In an interview with the Sunday edition of the Greek daily Kathimerini, Samaras said he expected a deal in time for the EU summit.
"By then, two things will have happened," he said.
"First, we will have completed in full the agreement on the fiscal and structural prior actions for the disbursement; and second, Europe and the IMF will have most likely overcome their different estimates as to how the debt sustainability will be assured."
With Greece mired in a five-year-long recession, the IMF has backed giving Athens two more years, until 2016, to hit its deficit reduction targets.
Euro zone paymaster Germany says it wants to wait for a report by officials from the EU/ECB/IMF "troika" before any decisions are taken.
The EU is also facing pressure, in part from the IMF, to restructure debts Athens owes the bloc, an uncomfortable prospect for some of Europe's leaders, notably German Chancellor Angela Merkel for whom taking losses on the debt would be politically unpalatable with an election looming next September.
Two international bailouts since 2010 worth more than 200 billion euros are keeping the Greek economy afloat, but only in exchange for steep spending cuts and tax hikes that have driven the country deeper into recession and made the task of cutting debt even harder.
Plummeting living standards and soaring unemployment have seen Greeks take to the streets in sometimes violent protest.

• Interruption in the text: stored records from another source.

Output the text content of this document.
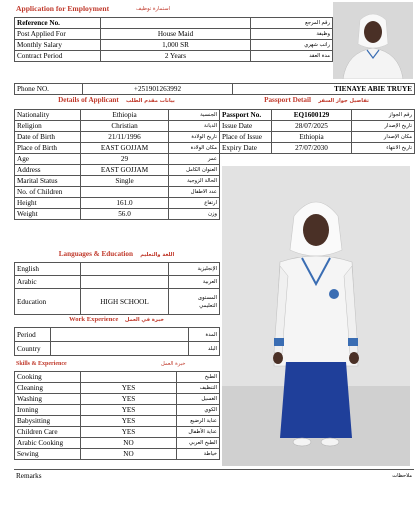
Application for Employment	استمارة توظيف
Reference No.		رقم المرجع
Post Applied For	House Maid	وظيفة
Monthly Salary	1,000 SR	راتب شهري
Contract Period	2 Years	مدة العقد
Phone NO.	+251901263992	TIENAYE ABIE TRUYE
Details of Applicant بيانات مقدم الطلب	Passport Detail تفاصيل جواز السفر
Nationality	Ethiopia	الجنسية
Religion	Christian	الديانة
Date of Birth	21/11/1996	تاريخ الولادة
Place of Birth	EAST GOJJAM	مكان الولادة
Age	29	عمر
Address	EAST GOJJAM	العنوان الكامل
Marital Status	Single	الحالة الزوجية
No. of Children		عدد الاطفال
Height	161.0	ارتفاع
Weight	56.0	وزن
Passport No.	EQ1600129	رقم الجواز
Issue Date	28/07/2025	تاريخ الإصدار
Place of Issue	Ethiopia	مكان الإصدار
Expiry Date	27/07/2030	تاريخ الانتهاء
Languages & Education اللغة والتعليم
English		الإنجليزية
Arabic		العربية
Education	HIGH SCHOOL	المستوى
التعليمي
Work Experience خبرة في العمل
Period		المدة
Country		البلد
Skills & Experience	خبرة العمل
Cooking		الطبخ
Cleaning	YES	التنظيف
Washing	YES	الغسيل
Ironing	YES	الكوي
Babysitting	YES	عناية الرضيع
Children Care	YES	عناية الأطفال
Arabic Cooking	NO	الطبخ العربي
Sewing	NO	خياطة
Remarks	ملاحظات
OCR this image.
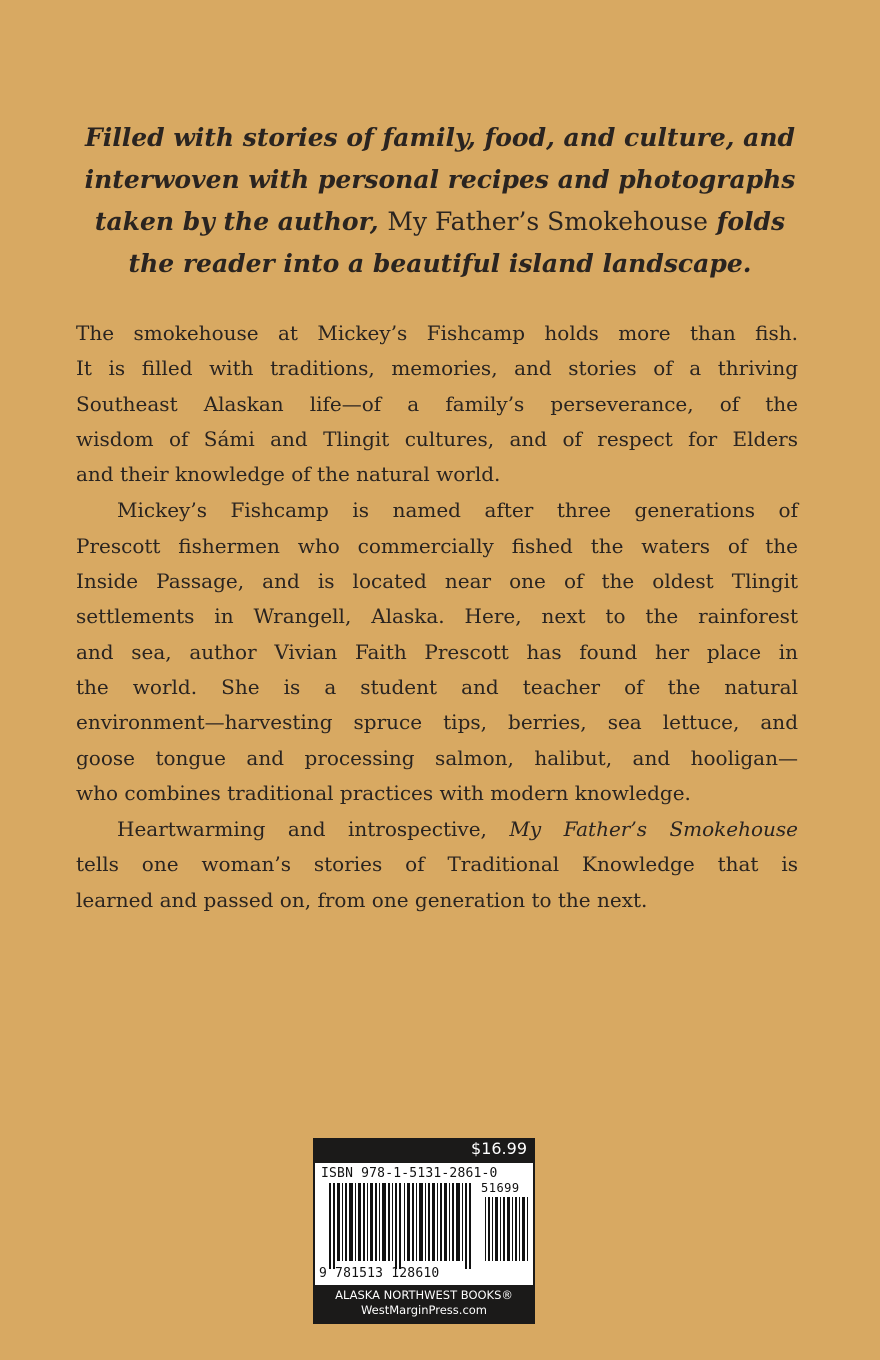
Filled with stories of family, food, and culture, and
interwoven with personal recipes and photographs
taken by the author, My Father’s Smokehouse folds
the reader into a beautiful island landscape.

The smokehouse at Mickey’s Fishcamp holds more than fish.
It is filled with traditions, memories, and stories of a thriving
Southeast Alaskan life—of a family’s perseverance, of the
wisdom of Sámi and Tlingit cultures, and of respect for Elders
and their knowledge of the natural world.

Mickey’s Fishcamp is named after three generations of
Prescott fishermen who commercially fished the waters of the
Inside Passage, and is located near one of the oldest Tlingit
settlements in Wrangell, Alaska. Here, next to the rainforest
and sea, author Vivian Faith Prescott has found her place in
the world. She is a student and teacher of the natural
environment—harvesting spruce tips, berries, sea lettuce, and
goose tongue and processing salmon, halibut, and hooligan—
who combines traditional practices with modern knowledge.

Heartwarming and introspective, My Father’s Smokehouse
tells one woman’s stories of Traditional Knowledge that is
learned and passed on, from one generation to the next.

$16.99
ISBN 978-1-5131-2861-0
51699
9 781513 128610
ALASKA NORTHWEST BOOKS®
WestMarginPress.com
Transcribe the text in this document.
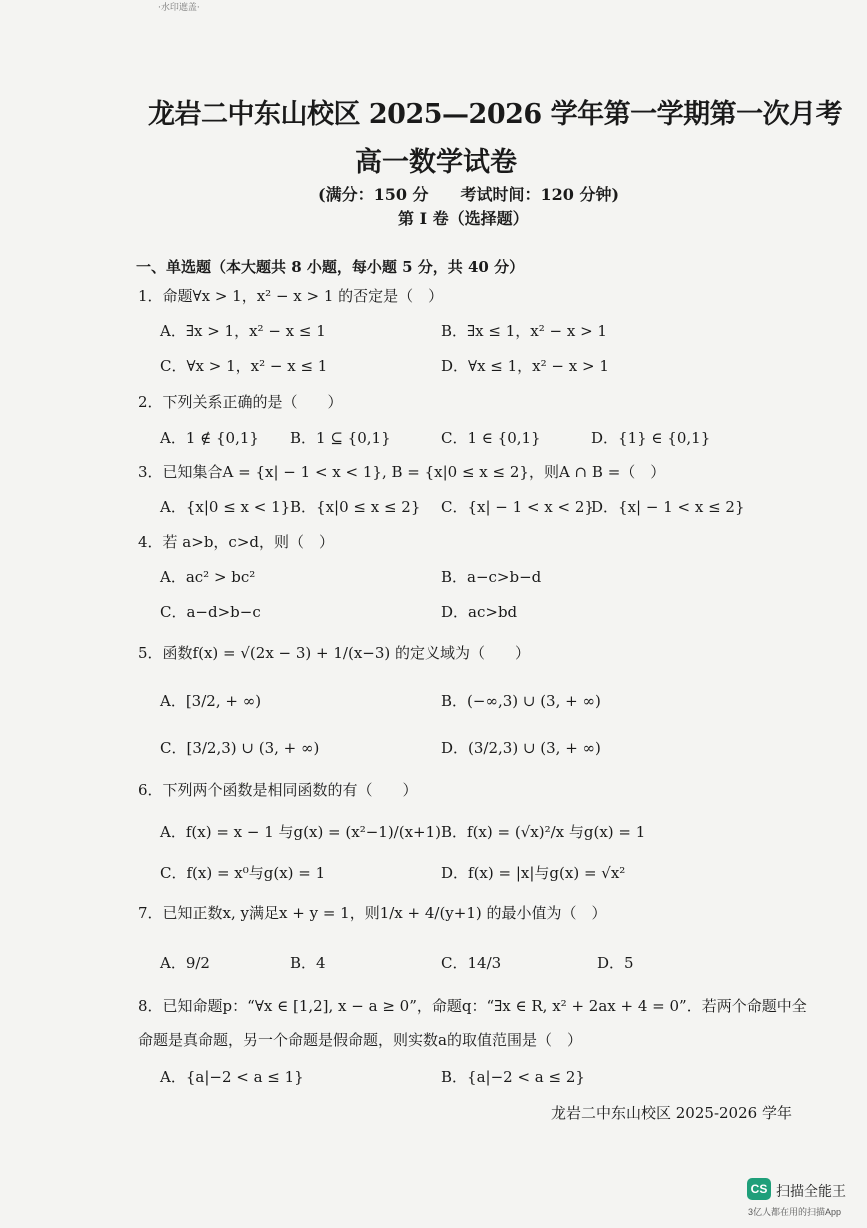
·水印遮盖·
龙岩二中东山校区 2025—2026 学年第一学期第一次月考
高一数学试卷
(满分：150 分　　考试时间：120 分钟)
第 I 卷（选择题）
一、单选题（本大题共 8 小题，每小题 5 分，共 40 分）
1．命题∀x > 1，x² − x > 1 的否定是（　）
A．∃x > 1，x² − x ≤ 1	B．∃x ≤ 1，x² − x > 1
C．∀x > 1，x² − x ≤ 1	D．∀x ≤ 1，x² − x > 1
2．下列关系正确的是（　　）
A．1 ∉ {0,1} B．1 ⊆ {0,1}	C．1 ∈ {0,1}	D．{1} ∈ {0,1}
3．已知集合A = {x| − 1 < x < 1}, B = {x|0 ≤ x ≤ 2}，则A ∩ B =（　）
A．{x|0 ≤ x < 1} B．{x|0 ≤ x ≤ 2} C．{x| − 1 < x < 2}
D．{x| − 1 < x ≤ 2}
4．若 a>b，c>d，则（　）
A．ac² > bc²	B．a−c>b−d
C．a−d>b−c	D．ac>bd
5．函数f(x) = √(2x − 3) + 1/(x−3) 的定义域为（　　）
A．[3/2, + ∞)	B．(−∞,3) ∪ (3, + ∞)
C．[3/2,3) ∪ (3, + ∞)	D．(3/2,3) ∪ (3, + ∞)
6．下列两个函数是相同函数的有（　　）
A．f(x) = x − 1 与g(x) = (x²−1)/(x+1) B．f(x) = (√x)²/x 与g(x) = 1
C．f(x) = x⁰与g(x) = 1	D．f(x) = |x|与g(x) = √x²
7．已知正数x, y满足x + y = 1，则1/x + 4/(y+1) 的最小值为（　）
A．9/2	B．4	C．14/3	D．5
8．已知命题p：“∀x ∈ [1,2], x − a ≥ 0”，命题q：“∃x ∈ R, x² + 2ax + 4 = 0”．若两个命题中全
命题是真命题，另一个命题是假命题，则实数a的取值范围是（　）
A．{a|−2 < a ≤ 1}	B．{a|−2 < a ≤ 2}
龙岩二中东山校区 2025-2026 学年
CS 扫描全能王
3亿人都在用的扫描App
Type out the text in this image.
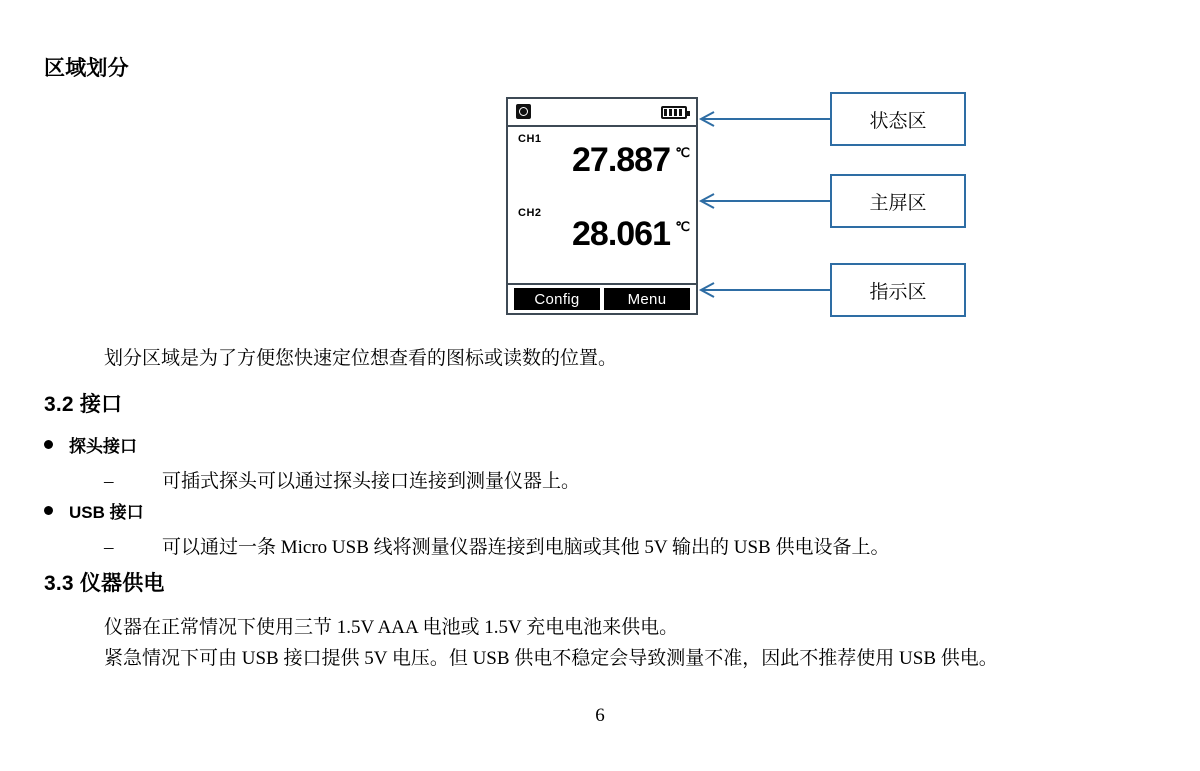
区域划分
CH1
27.887 ℃
CH2
28.061 ℃
Config	Menu
状态区
主屏区
指示区
划分区域是为了方便您快速定位想查看的图标或读数的位置。
3.2 接口
探头接口
–	可插式探头可以通过探头接口连接到测量仪器上。
USB 接口
–	可以通过一条 Micro USB 线将测量仪器连接到电脑或其他 5V 输出的 USB 供电设备上。
3.3 仪器供电
仪器在正常情况下使用三节 1.5V AAA 电池或 1.5V 充电电池来供电。
紧急情况下可由 USB 接口提供 5V 电压。但 USB 供电不稳定会导致测量不准，因此不推荐使用 USB 供电。
6
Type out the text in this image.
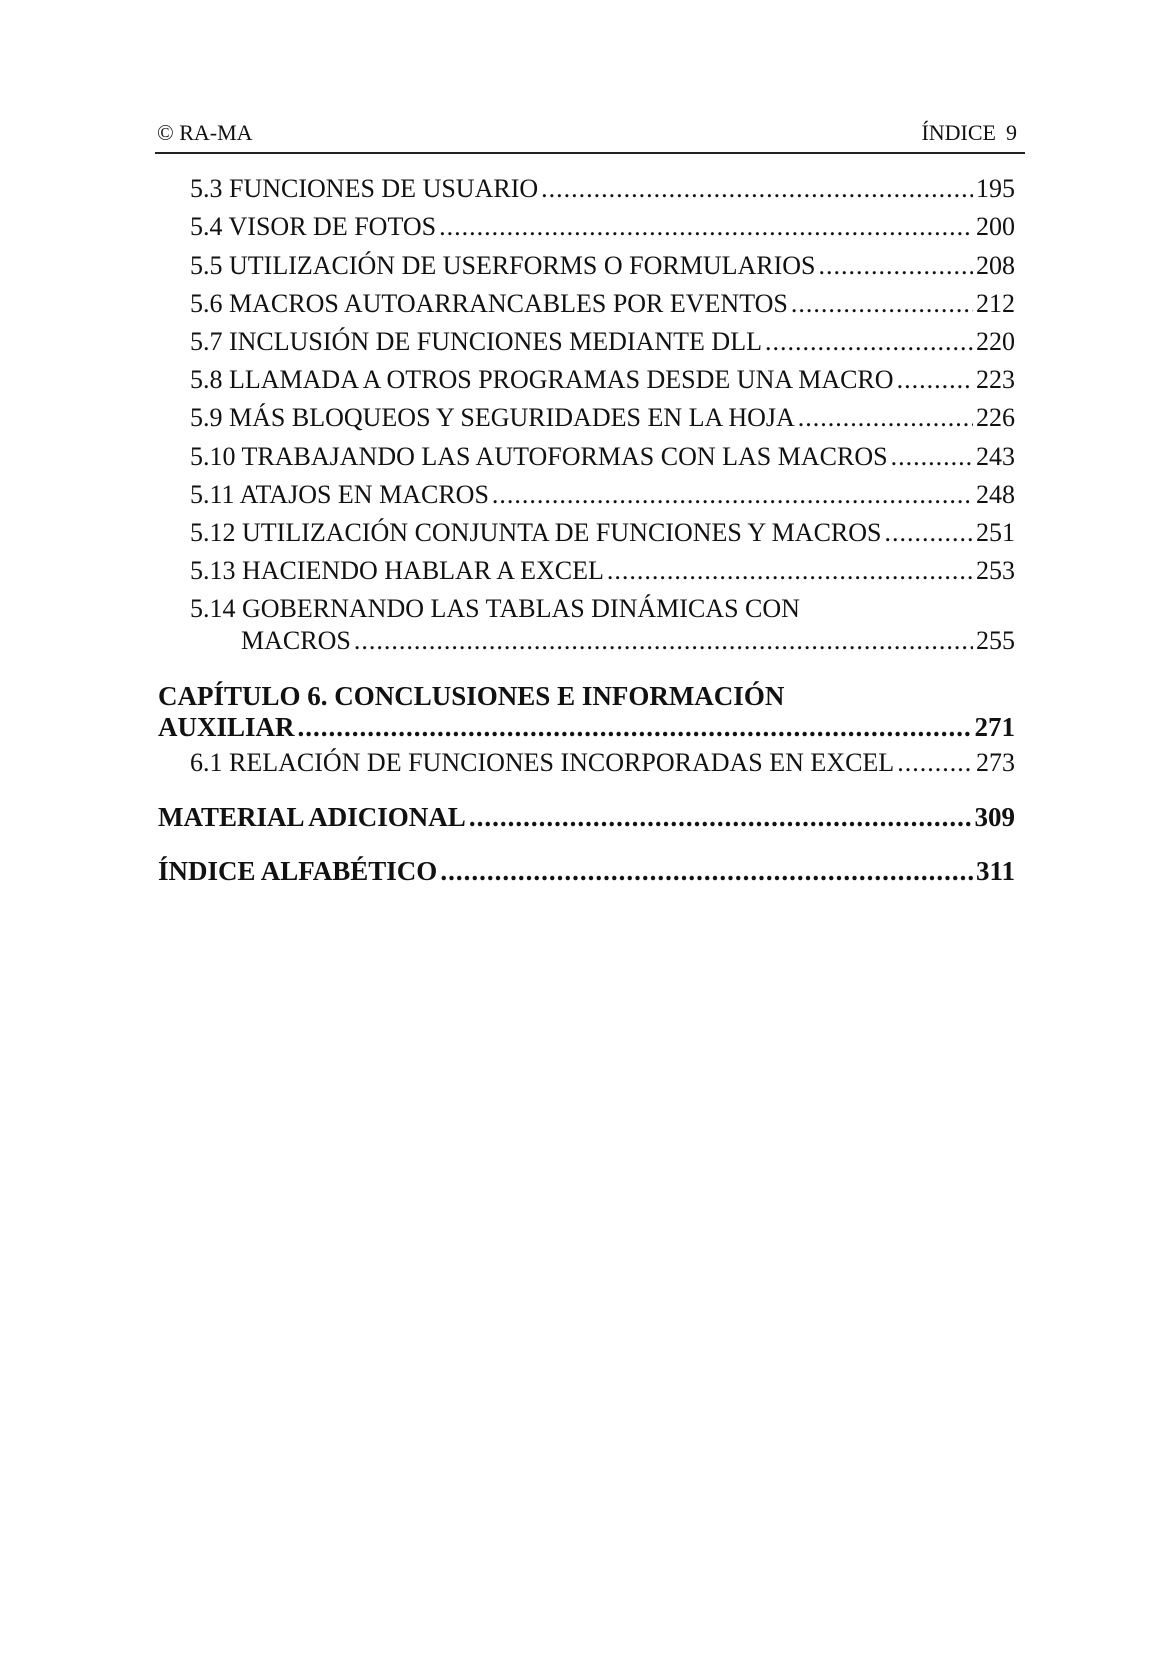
© RA-MA	ÍNDICE 9
5.3 FUNCIONES DE USUARIO .....	195
5.4 VISOR DE FOTOS .....	200
5.5 UTILIZACIÓN DE USERFORMS O FORMULARIOS .....	208
5.6 MACROS AUTOARRANCABLES POR EVENTOS .....	212
5.7 INCLUSIÓN DE FUNCIONES MEDIANTE DLL .....	220
5.8 LLAMADA A OTROS PROGRAMAS DESDE UNA MACRO .....	223
5.9 MÁS BLOQUEOS Y SEGURIDADES EN LA HOJA .....	226
5.10 TRABAJANDO LAS AUTOFORMAS CON LAS MACROS .....	243
5.11 ATAJOS EN MACROS .....	248
5.12 UTILIZACIÓN CONJUNTA DE FUNCIONES Y MACROS .....	251
5.13 HACIENDO HABLAR A EXCEL .....	253
5.14 GOBERNANDO LAS TABLAS DINÁMICAS CON
MACROS .....	255
CAPÍTULO 6. CONCLUSIONES E INFORMACIÓN
AUXILIAR .....	271
6.1 RELACIÓN DE FUNCIONES INCORPORADAS EN EXCEL .....	273
MATERIAL ADICIONAL .....	309
ÍNDICE ALFABÉTICO .....	311
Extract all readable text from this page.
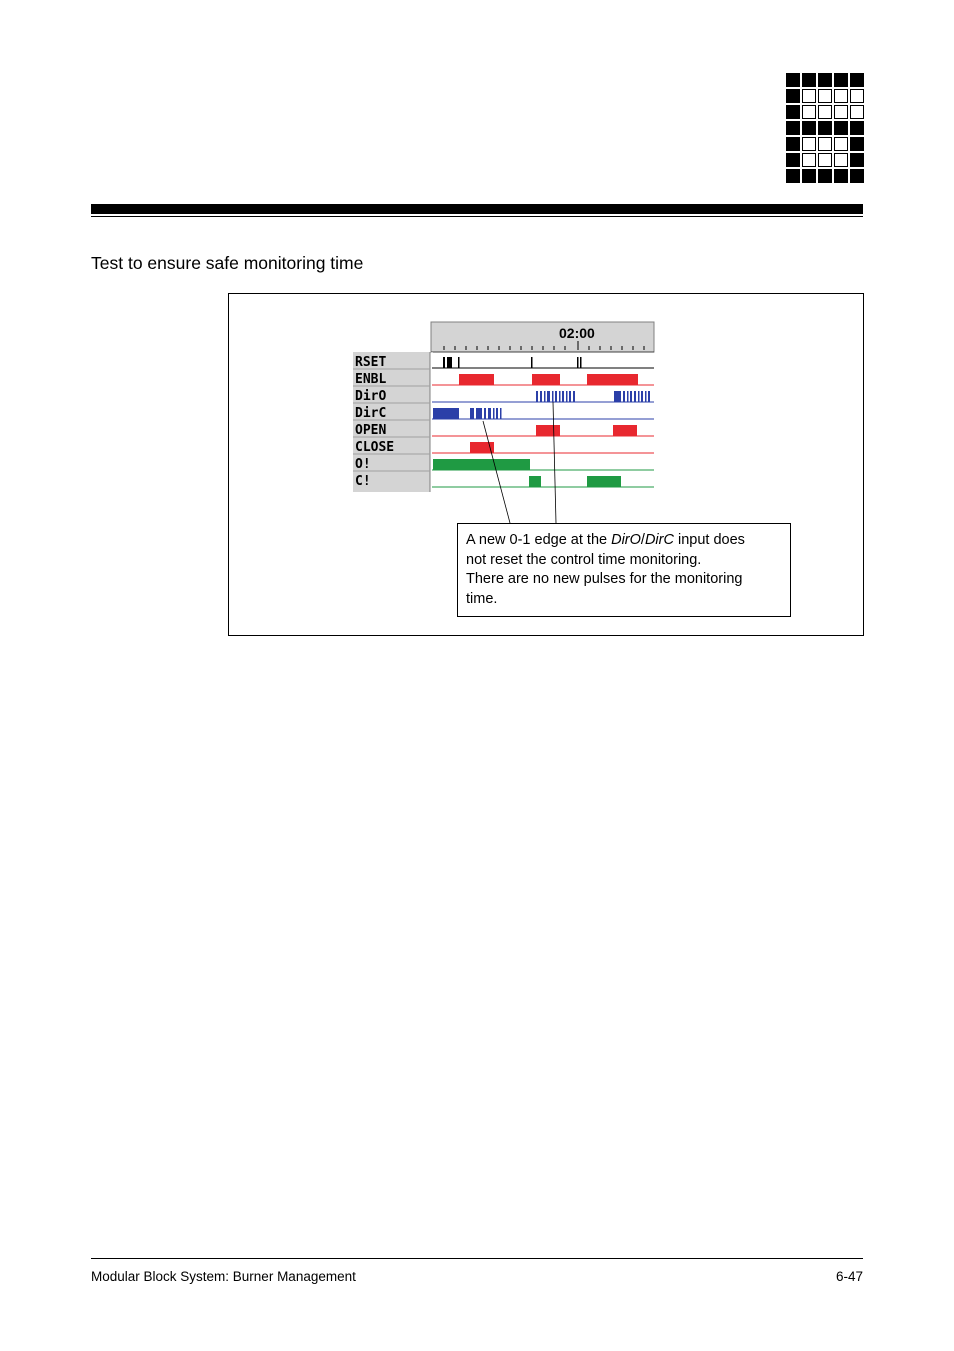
Test to ensure safe monitoring time
02:00
RSET
ENBL
DirO
DirC
OPEN
CLOSE
O!
C!
A new 0-1 edge at the DirO/DirC input does
not reset the control time monitoring.
There are no new pulses for the monitoring
time.
Modular Block System: Burner Management	6-47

The new package of spending cuts being negotiated, totaling almost 12 billion euros, includes a plan to raise the retirement age from 65 to 67 and to make it quicker and cheaper for employers to dismiss workers.
But a recession that has wiped out a fifth of Greece's economic output since 2008, and which is forecast to continue for another two years, means Athens is already missing debt reduction targets agreed with its lenders.
In a report this week, the IMF said it expected Greek debt to peak at 182 percent of GDP next year and fall to 153 percent of GDP by 2017. Under the bailout plan, it is supposed to hit 120 percent by 2020.